Hashimoto-Thyreoiditis
(Schilddrüsenentzündung)
Hashimoto-Thyreoiditis – Ein Überblick
Hashimoto-Thyreoiditis galt einst als seltenes medizinisches Randphänomen. Heutzutage ist sie eine der häufigsten Autoimmunerkrankungen und die häufigste Ursache für eine Schilddrüsenunterfunktion. Schätzungen zufolge erkranken vier bis zwölf Prozent der Bevölkerung im Laufe ihres Lebens an Hashimoto-Thyreoiditis – und die Tendenz ist steigend.
Was ist Hashimoto-Thyreoiditis?
Hashimoto-Thyreoiditis ist eine chronisch-entzündliche Autoimmunerkrankung der Schilddrüse. Dabei greift das Immunsystem fälschlicherweise das Schilddrüsengewebe an, was langfristig zu einer Unterfunktion der Schilddrüse (Hypothyreose) führen kann.

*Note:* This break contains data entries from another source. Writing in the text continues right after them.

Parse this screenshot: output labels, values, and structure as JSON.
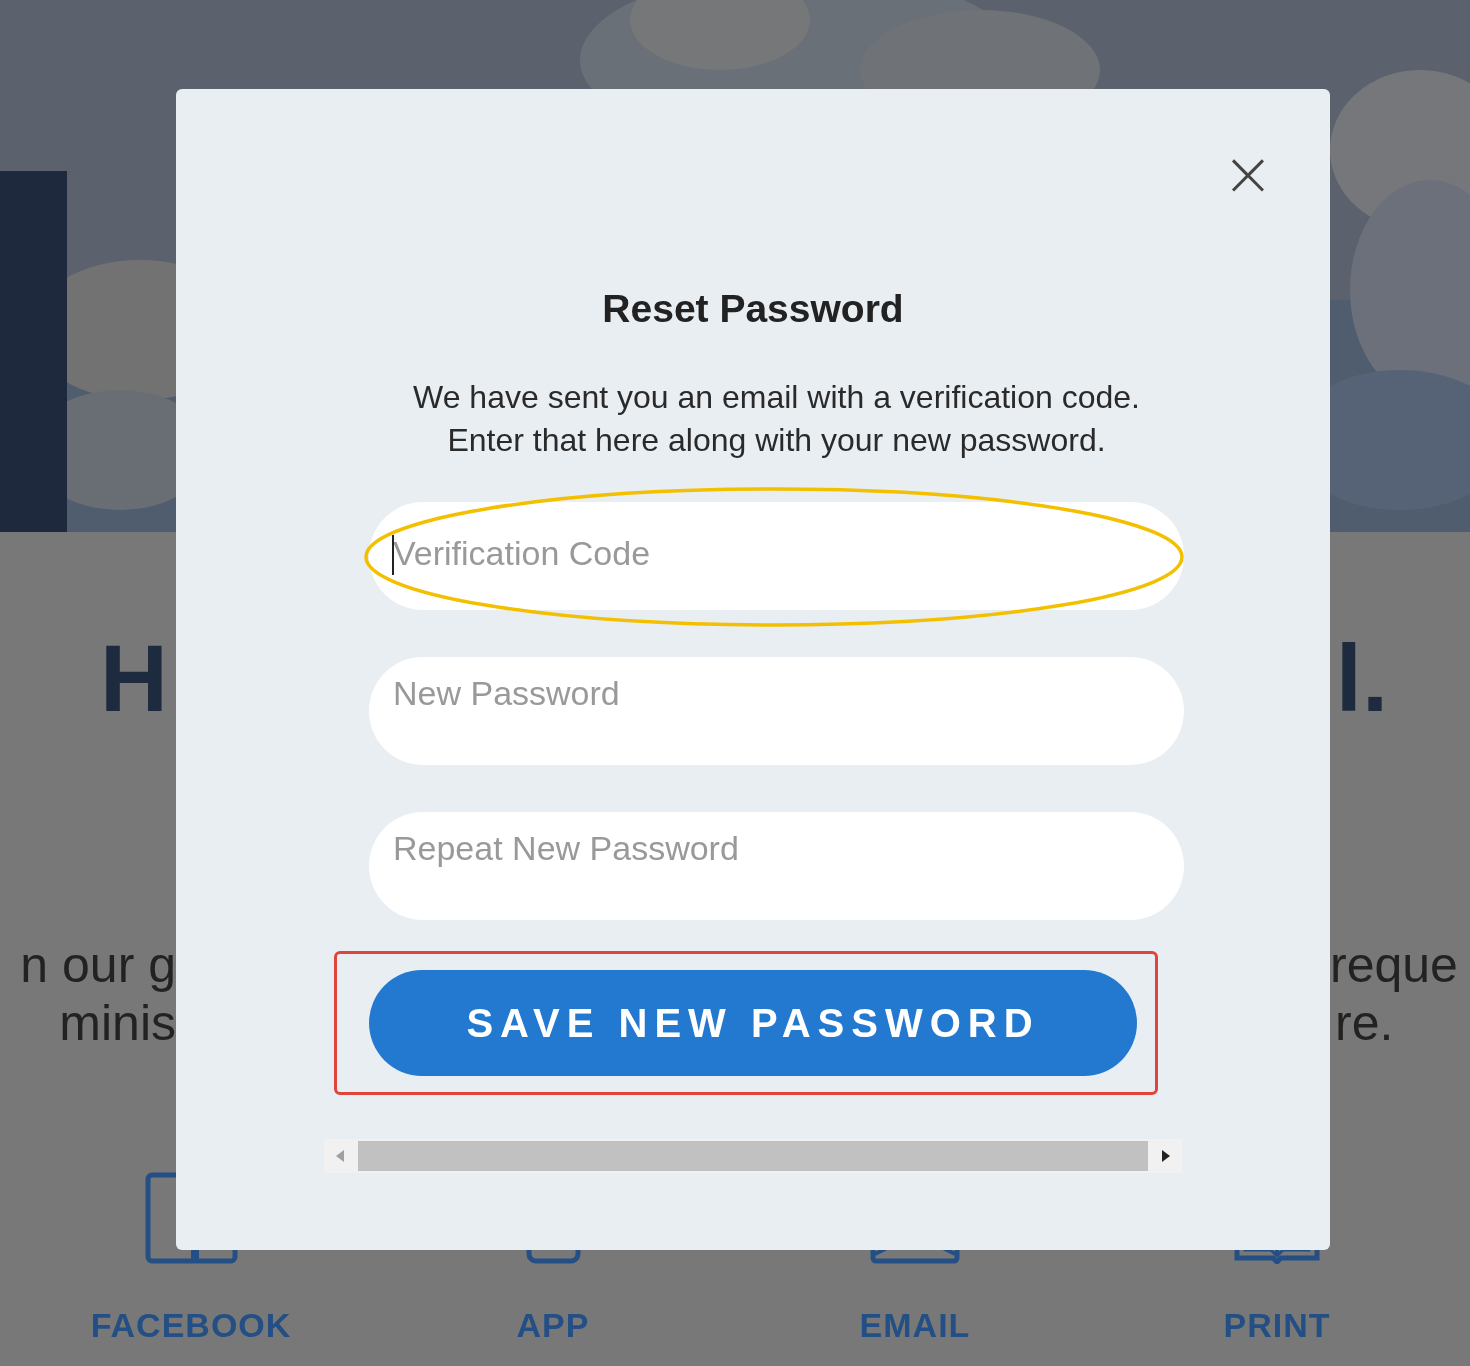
{
  "background": {
    "heading_left": "H",
    "heading_right": "l.",
    "text_left": [
      "n our g",
      "minis"
    ],
    "text_right": [
      "reque",
      "re."
    ],
    "links": [
      {
        "label": "FACEBOOK",
        "kind": "square"
      },
      {
        "label": "APP",
        "kind": "phone"
      },
      {
        "label": "EMAIL",
        "kind": "envelope"
      },
      {
        "label": "PRINT",
        "kind": "book"
      }
    ]
  },
  "dialog": {
    "close": "×",
    "title": "Reset Password",
    "message": "We have sent you an email with a verification code. Enter that here along with your new password.",
    "fields": [
      {
        "placeholder": "Verification Code",
        "focused": true,
        "annotated": true
      },
      {
        "placeholder": "New Password",
        "focused": false,
        "annotated": false
      },
      {
        "placeholder": "Repeat New Password",
        "focused": false,
        "annotated": false
      }
    ],
    "button": {
      "label": "SAVE NEW PASSWORD",
      "annotated": true
    }
  }
}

Das körpereigene Abwehrsystem, das eigentlich Krankheitserreger bekämpfen soll, bildet bei Hashimoto Antikörper gegen körpereigene Bestandteile. Solche Autoantikörper können in geringer Menge auch bei klinisch gesunden Menschen vorhanden sein. In diesen Fällen greifen Regulationsprozesse noch ein, dämmen die Entzündung ein und stellen letztlich einen Normalzustand her. Bei Hashimoto-Patienten gelingt dies jedoch nicht. Die Schilddrüsenentzündung schädigt weiteres Gewebe, was wiederum die Immunantwort verstärkt – ein Teufelskreis beginnt, und die Entzündung wird chronisch.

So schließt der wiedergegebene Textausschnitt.